I would stare for days at the golden florets whirling on top of the House of the Blackheads, or the mediaeval houses crouching beside the embassies. I would spend my afternoons in the museums absorbing everything I didn’t know I wanted to know, then emerge in time to watch that perfect sunset from 11 Novembra. I would be close to a part of the world I was taught to fear back in America, and boldly explore it all. I’d learn to love the language, as I love any language that has survived constant occupation and reclamation.


“Yeah, the timeline exists, but is it one worth pursuing?” I reply. Meghna shrugs and reminds me that it’s all hypothetical, that not every moment in life needs to be mapped out. Rebecca, who’s dreading her return to Moscow for the remainder of her teaching gig, reminds me that these trips are a chance to get a feel for a new city, to try it on. How do I feel, wrapped in Riga?

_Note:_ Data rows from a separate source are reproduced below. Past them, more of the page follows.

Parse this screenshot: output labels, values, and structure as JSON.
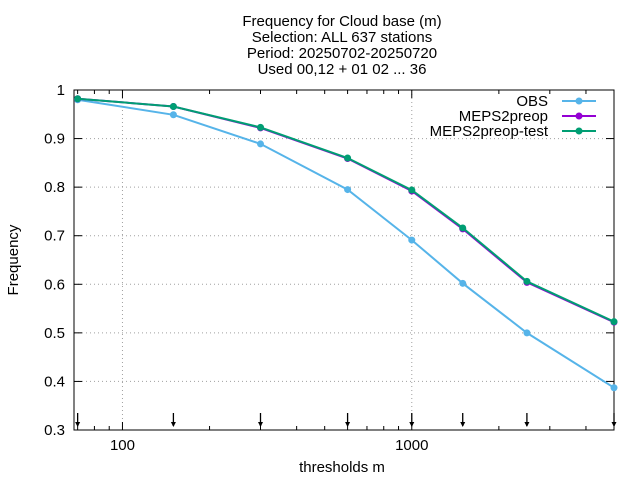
{
  "chart_data": {
    "type": "line",
    "title_lines": [
      "Frequency  for Cloud base (m)",
      "Selection: ALL    637 stations",
      "Period: 20250702-20250720",
      "Used 00,12 + 01 02 ... 36"
    ],
    "xlabel": "thresholds m",
    "ylabel": "Frequency",
    "xscale": "log",
    "xlim": [
      68,
      5000
    ],
    "ylim": [
      0.3,
      1.0
    ],
    "x_ticks": [
      100,
      1000
    ],
    "x_tick_labels": [
      "100",
      "1000"
    ],
    "y_ticks": [
      0.3,
      0.4,
      0.5,
      0.6,
      0.7,
      0.8,
      0.9,
      1.0
    ],
    "y_tick_labels": [
      "0.3",
      "0.4",
      "0.5",
      "0.6",
      "0.7",
      "0.8",
      "0.9",
      "1"
    ],
    "grid": true,
    "legend_position": "top-right",
    "threshold_markers": [
      70,
      150,
      300,
      600,
      1000,
      1500,
      2500,
      5000
    ],
    "x": [
      70,
      150,
      300,
      600,
      1000,
      1500,
      2500,
      5000
    ],
    "series": [
      {
        "name": "OBS",
        "color": "#56b4e9",
        "marker": "circle",
        "values": [
          0.98,
          0.949,
          0.889,
          0.795,
          0.691,
          0.602,
          0.5,
          0.387
        ]
      },
      {
        "name": "MEPS2preop",
        "color": "#9400d3",
        "marker": "circle",
        "values": [
          0.982,
          0.966,
          0.922,
          0.859,
          0.792,
          0.714,
          0.604,
          0.522
        ]
      },
      {
        "name": "MEPS2preop-test",
        "color": "#009e73",
        "marker": "circle",
        "values": [
          0.982,
          0.966,
          0.923,
          0.86,
          0.794,
          0.716,
          0.606,
          0.523
        ]
      }
    ]
  }
}
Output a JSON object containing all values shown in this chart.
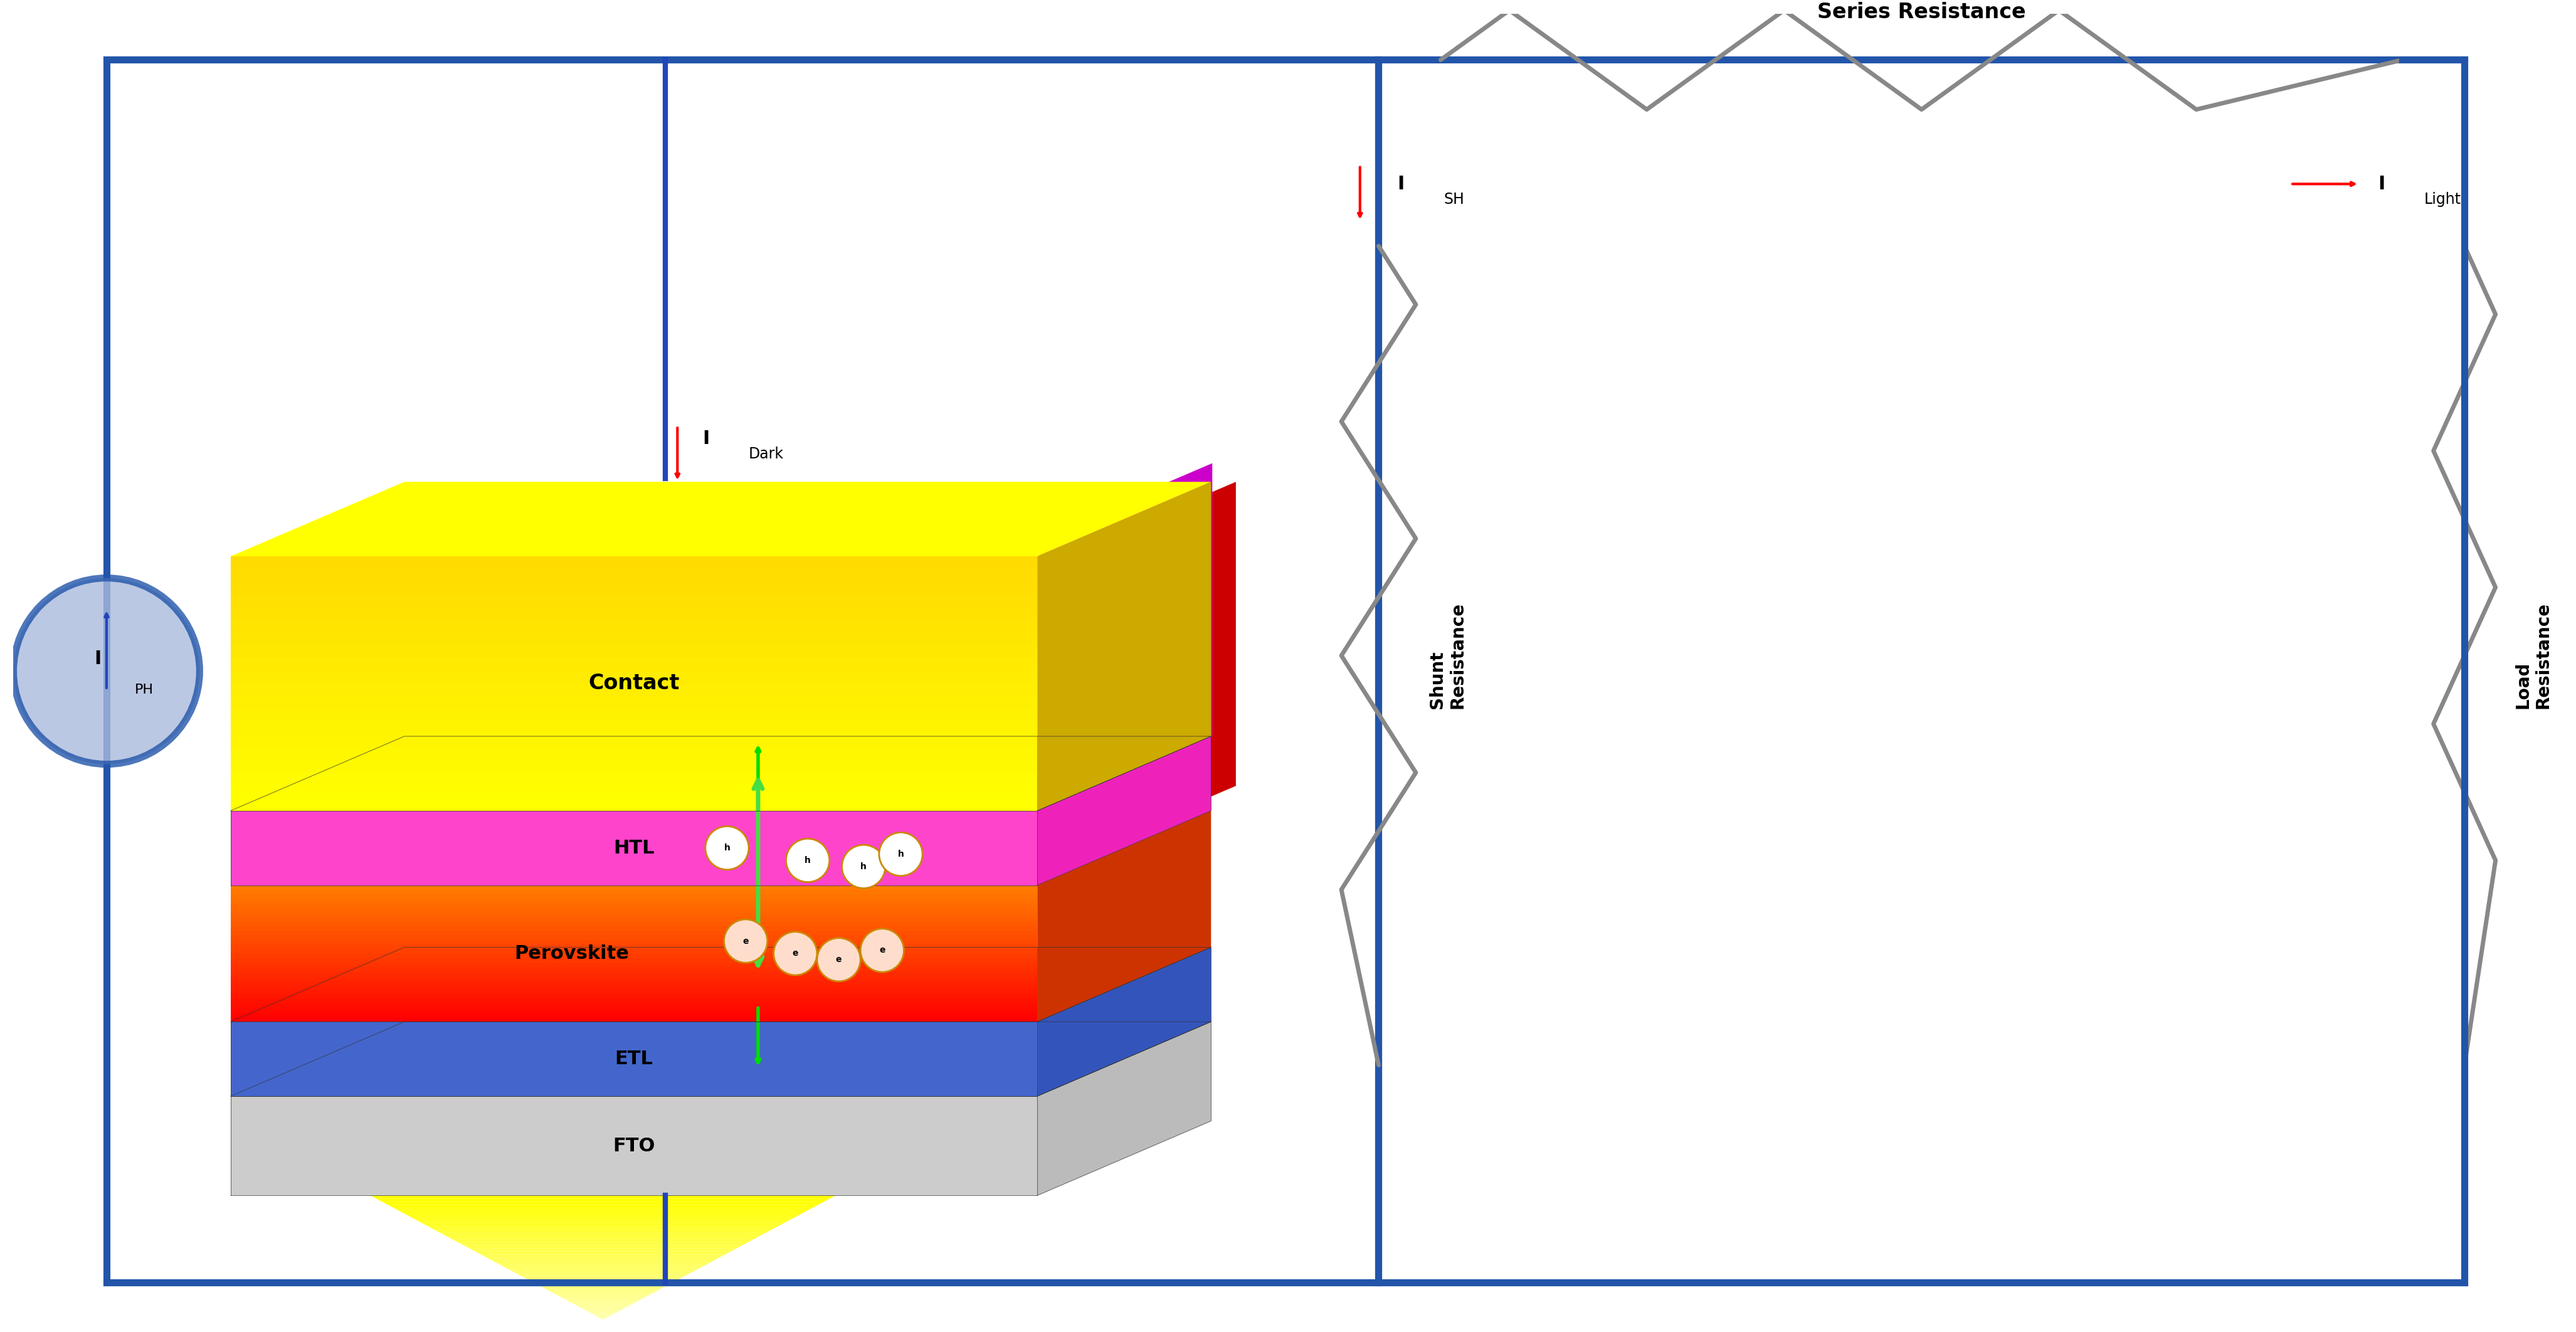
{
  "fig_width": 41.08,
  "fig_height": 21.24,
  "bg_color": "#ffffff",
  "border_color": "#2255aa",
  "border_lw": 8,
  "circuit_color": "#2255aa",
  "circuit_lw": 8,
  "resistor_color": "#888888",
  "layers": [
    {
      "name": "Contact",
      "top_color": "#ffff00",
      "side_color": "#b8860b",
      "right_color": "#d4a000",
      "font_color": "#000000"
    },
    {
      "name": "HTL",
      "top_color": "#ff44cc",
      "side_color": "#cc0088",
      "right_color": "#dd00aa",
      "font_color": "#000000"
    },
    {
      "name": "Perovskite",
      "top_color": "#ff2200",
      "side_color": "#cc0000",
      "right_color": "#cc1100",
      "font_color": "#000000"
    },
    {
      "name": "ETL",
      "top_color": "#3355cc",
      "side_color": "#1133aa",
      "right_color": "#2244bb",
      "font_color": "#000000"
    },
    {
      "name": "FTO",
      "top_color": "#aaaaaa",
      "side_color": "#888888",
      "right_color": "#999999",
      "font_color": "#000000"
    }
  ],
  "title_series": "Series Resistance",
  "label_dark": "I",
  "label_dark_sub": "Dark",
  "label_sh": "I",
  "label_sh_sub": "SH",
  "label_light": "I",
  "label_light_sub": "Light",
  "label_ph": "I",
  "label_ph_sub": "PH",
  "label_shunt_res": "Shunt\nResistance",
  "label_load_res": "Load\nResistance"
}
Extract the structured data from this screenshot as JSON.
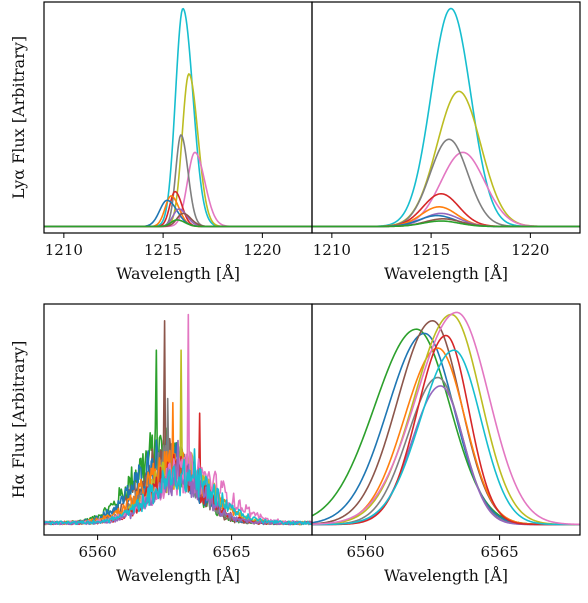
{
  "chart_data": {
    "type": "line",
    "panels": [
      {
        "id": "lya-observed",
        "xlim": [
          1209,
          1222.5
        ],
        "ylim": [
          -0.03,
          1.03
        ],
        "xticks": [
          1210,
          1215,
          1220
        ],
        "xlabel": "Wavelength [Å]",
        "ylabel": "Lyα Flux [Arbitrary]",
        "show_yticks": false,
        "noisy": false,
        "series": [
          {
            "color": "#17becf",
            "center": 1216.0,
            "amp": 1.0,
            "sigma": 0.5
          },
          {
            "color": "#bcbd22",
            "center": 1216.3,
            "amp": 0.7,
            "sigma": 0.45
          },
          {
            "color": "#e377c2",
            "center": 1216.6,
            "amp": 0.34,
            "sigma": 0.5
          },
          {
            "color": "#7f7f7f",
            "center": 1215.9,
            "amp": 0.42,
            "sigma": 0.35
          },
          {
            "color": "#d62728",
            "center": 1215.6,
            "amp": 0.16,
            "sigma": 0.35
          },
          {
            "color": "#ff7f0e",
            "center": 1215.4,
            "amp": 0.14,
            "sigma": 0.4
          },
          {
            "color": "#1f77b4",
            "center": 1215.2,
            "amp": 0.12,
            "sigma": 0.5
          },
          {
            "color": "#9467bd",
            "center": 1215.8,
            "amp": 0.08,
            "sigma": 0.4
          },
          {
            "color": "#8c564b",
            "center": 1216.0,
            "amp": 0.06,
            "sigma": 0.4
          },
          {
            "color": "#2ca02c",
            "center": 1215.7,
            "amp": 0.03,
            "sigma": 0.4
          }
        ]
      },
      {
        "id": "lya-model",
        "xlim": [
          1209,
          1222.5
        ],
        "ylim": [
          -0.03,
          1.03
        ],
        "xticks": [
          1210,
          1215,
          1220
        ],
        "xlabel": "Wavelength [Å]",
        "ylabel": "",
        "show_yticks": false,
        "noisy": false,
        "series": [
          {
            "color": "#17becf",
            "center": 1216.0,
            "amp": 1.0,
            "sigma": 1.0
          },
          {
            "color": "#bcbd22",
            "center": 1216.4,
            "amp": 0.62,
            "sigma": 1.1
          },
          {
            "color": "#e377c2",
            "center": 1216.6,
            "amp": 0.34,
            "sigma": 1.1
          },
          {
            "color": "#7f7f7f",
            "center": 1215.9,
            "amp": 0.4,
            "sigma": 0.95
          },
          {
            "color": "#d62728",
            "center": 1215.5,
            "amp": 0.15,
            "sigma": 0.9
          },
          {
            "color": "#ff7f0e",
            "center": 1215.4,
            "amp": 0.09,
            "sigma": 0.9
          },
          {
            "color": "#9467bd",
            "center": 1215.5,
            "amp": 0.06,
            "sigma": 0.9
          },
          {
            "color": "#1f77b4",
            "center": 1215.3,
            "amp": 0.05,
            "sigma": 0.9
          },
          {
            "color": "#8c564b",
            "center": 1215.6,
            "amp": 0.035,
            "sigma": 0.9
          },
          {
            "color": "#2ca02c",
            "center": 1215.5,
            "amp": 0.025,
            "sigma": 0.9
          }
        ]
      },
      {
        "id": "ha-observed",
        "xlim": [
          6558,
          6568
        ],
        "ylim": [
          -0.05,
          1.05
        ],
        "xticks": [
          6560,
          6565
        ],
        "xlabel": "Wavelength [Å]",
        "ylabel": "Hα Flux [Arbitrary]",
        "show_yticks": false,
        "noisy": true,
        "series": [
          {
            "color": "#2ca02c",
            "center": 6562.4,
            "amp": 0.34,
            "sigma": 1.1,
            "spike_x": 6562.2,
            "spike_h": 0.83
          },
          {
            "color": "#8c564b",
            "center": 6562.6,
            "amp": 0.32,
            "sigma": 1.0,
            "spike_x": 6562.5,
            "spike_h": 0.97
          },
          {
            "color": "#1f77b4",
            "center": 6562.5,
            "amp": 0.3,
            "sigma": 1.1,
            "spike_x": 6562.6,
            "spike_h": 0.45
          },
          {
            "color": "#7f7f7f",
            "center": 6562.8,
            "amp": 0.28,
            "sigma": 1.0,
            "spike_x": 6562.6,
            "spike_h": 0.6
          },
          {
            "color": "#ff7f0e",
            "center": 6562.9,
            "amp": 0.26,
            "sigma": 1.2,
            "spike_x": 6562.8,
            "spike_h": 0.58
          },
          {
            "color": "#bcbd22",
            "center": 6563.1,
            "amp": 0.26,
            "sigma": 1.1,
            "spike_x": 6563.1,
            "spike_h": 0.83
          },
          {
            "color": "#d62728",
            "center": 6563.0,
            "amp": 0.24,
            "sigma": 1.0,
            "spike_x": 6563.8,
            "spike_h": 0.53
          },
          {
            "color": "#e377c2",
            "center": 6563.4,
            "amp": 0.24,
            "sigma": 1.3,
            "spike_x": 6563.4,
            "spike_h": 1.0
          },
          {
            "color": "#9467bd",
            "center": 6563.0,
            "amp": 0.22,
            "sigma": 1.0,
            "spike_x": 6563.0,
            "spike_h": 0.4
          },
          {
            "color": "#17becf",
            "center": 6563.2,
            "amp": 0.22,
            "sigma": 1.2,
            "spike_x": 6563.6,
            "spike_h": 0.36
          }
        ]
      },
      {
        "id": "ha-model",
        "xlim": [
          6558,
          6568
        ],
        "ylim": [
          -0.05,
          1.05
        ],
        "xticks": [
          6560,
          6565
        ],
        "xlabel": "Wavelength [Å]",
        "ylabel": "",
        "show_yticks": false,
        "noisy": false,
        "series": [
          {
            "color": "#2ca02c",
            "center": 6561.9,
            "amp": 0.93,
            "sigma": 1.25
          },
          {
            "color": "#1f77b4",
            "center": 6562.2,
            "amp": 0.91,
            "sigma": 1.1
          },
          {
            "color": "#8c564b",
            "center": 6562.5,
            "amp": 0.97,
            "sigma": 1.05
          },
          {
            "color": "#ff7f0e",
            "center": 6562.7,
            "amp": 0.84,
            "sigma": 1.0
          },
          {
            "color": "#7f7f7f",
            "center": 6562.7,
            "amp": 0.7,
            "sigma": 0.9
          },
          {
            "color": "#9467bd",
            "center": 6562.8,
            "amp": 0.66,
            "sigma": 0.85
          },
          {
            "color": "#d62728",
            "center": 6563.0,
            "amp": 0.9,
            "sigma": 0.85
          },
          {
            "color": "#bcbd22",
            "center": 6563.2,
            "amp": 1.0,
            "sigma": 1.1
          },
          {
            "color": "#17becf",
            "center": 6563.3,
            "amp": 0.83,
            "sigma": 1.0
          },
          {
            "color": "#e377c2",
            "center": 6563.4,
            "amp": 1.01,
            "sigma": 1.2
          }
        ]
      }
    ]
  }
}
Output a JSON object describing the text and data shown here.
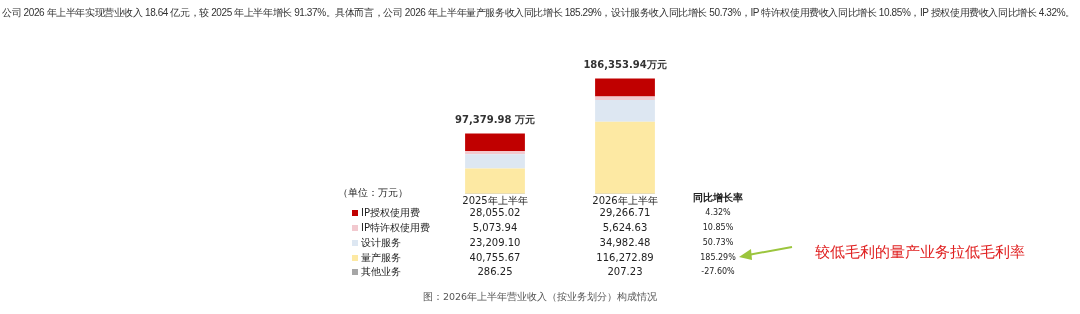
{
  "chart_data": {
    "type": "bar",
    "stacked": true,
    "legend": "bottom",
    "title": "公司 2026 年上半年实现营业收入 18.64 亿元，较 2025 年上半年增长 91.37%。具体而言，公司 2026 年上半年量产服务收入同比增长 185.29%，设计服务收入同比增长 50.73%，IP 特许权使用费收入同比增长 10.85%，IP 授权使用费收入同比增长 4.32%。",
    "categories": [
      "2025年上半年",
      "2026年上半年"
    ],
    "series": [
      {
        "name": "其他业务",
        "color": "#a6a6a6",
        "values": [
          286.25,
          207.23
        ],
        "value_labels": [
          "286.25",
          "207.23"
        ]
      },
      {
        "name": "量产服务",
        "color": "#fde9a3",
        "values": [
          40755.67,
          116272.89
        ],
        "value_labels": [
          "40,755.67",
          "116,272.89"
        ]
      },
      {
        "name": "设计服务",
        "color": "#dde7f2",
        "values": [
          23209.1,
          34982.48
        ],
        "value_labels": [
          "23,209.10",
          "34,982.48"
        ]
      },
      {
        "name": "IP特许权使用费",
        "color": "#f2c9cf",
        "values": [
          5073.94,
          5624.63
        ],
        "value_labels": [
          "5,073.94",
          "5,624.63"
        ]
      },
      {
        "name": "IP授权使用费",
        "color": "#c00000",
        "values": [
          28055.02,
          29266.71
        ],
        "value_labels": [
          "28,055.02",
          "29,266.71"
        ]
      }
    ],
    "totals": [
      "97,379.98 万元",
      "186,353.94万元"
    ],
    "annotations": [
      "（单位：万元）",
      "同比增长率",
      "-27.60%",
      "185.29%",
      "50.73%",
      "10.85%",
      "4.32%",
      "较低毛利的量产业务拉低毛利率",
      "图：2026年上半年营业收入（按业务划分）构成情况"
    ]
  }
}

I feel its overpowering silence. Riga wakes up slowly, so only insomniacs like Meghna and I detect it. It’s a smooth hum, like in the outer boroughs of London. By 9 a.m., I expect to hear arguments, honking horns, groups of tourists with their cameras fluttering like butterfly wings. But Old Town is mute, almost reverent, as though to behave like a modern capital would insult the city’s spirit. Come midday, if I wander through the streets, past the cathedral and the squares with their reluctant suvenīri shops, I doubt I’ll see or hear anyone. When there are people around, their feet hit the cobblestones in step with mine, but they’re never in my way. It’s April, the start of the high season, and even traffic flows like the river. Maybe this is what I need.


I don’t want to know Riga as another crowded must-see. New York’s most astounding and annoying attraction is the people. Rome bends its shoulders to hold the history of its people, and the tourists who grasp its remains. Riga is the first city I’ve visited that exists outside of its people—those who have loved it and drained it. It speaks for itself, and it knows I’m listening.





MICHAELA BRADY graduated from Oxford in 2018 with an MSc in Social Science of the Internet. She’s putting her degree to use in her work on the Online Safety Bill, but will gladly introduce herself as a writer to avoid controversy.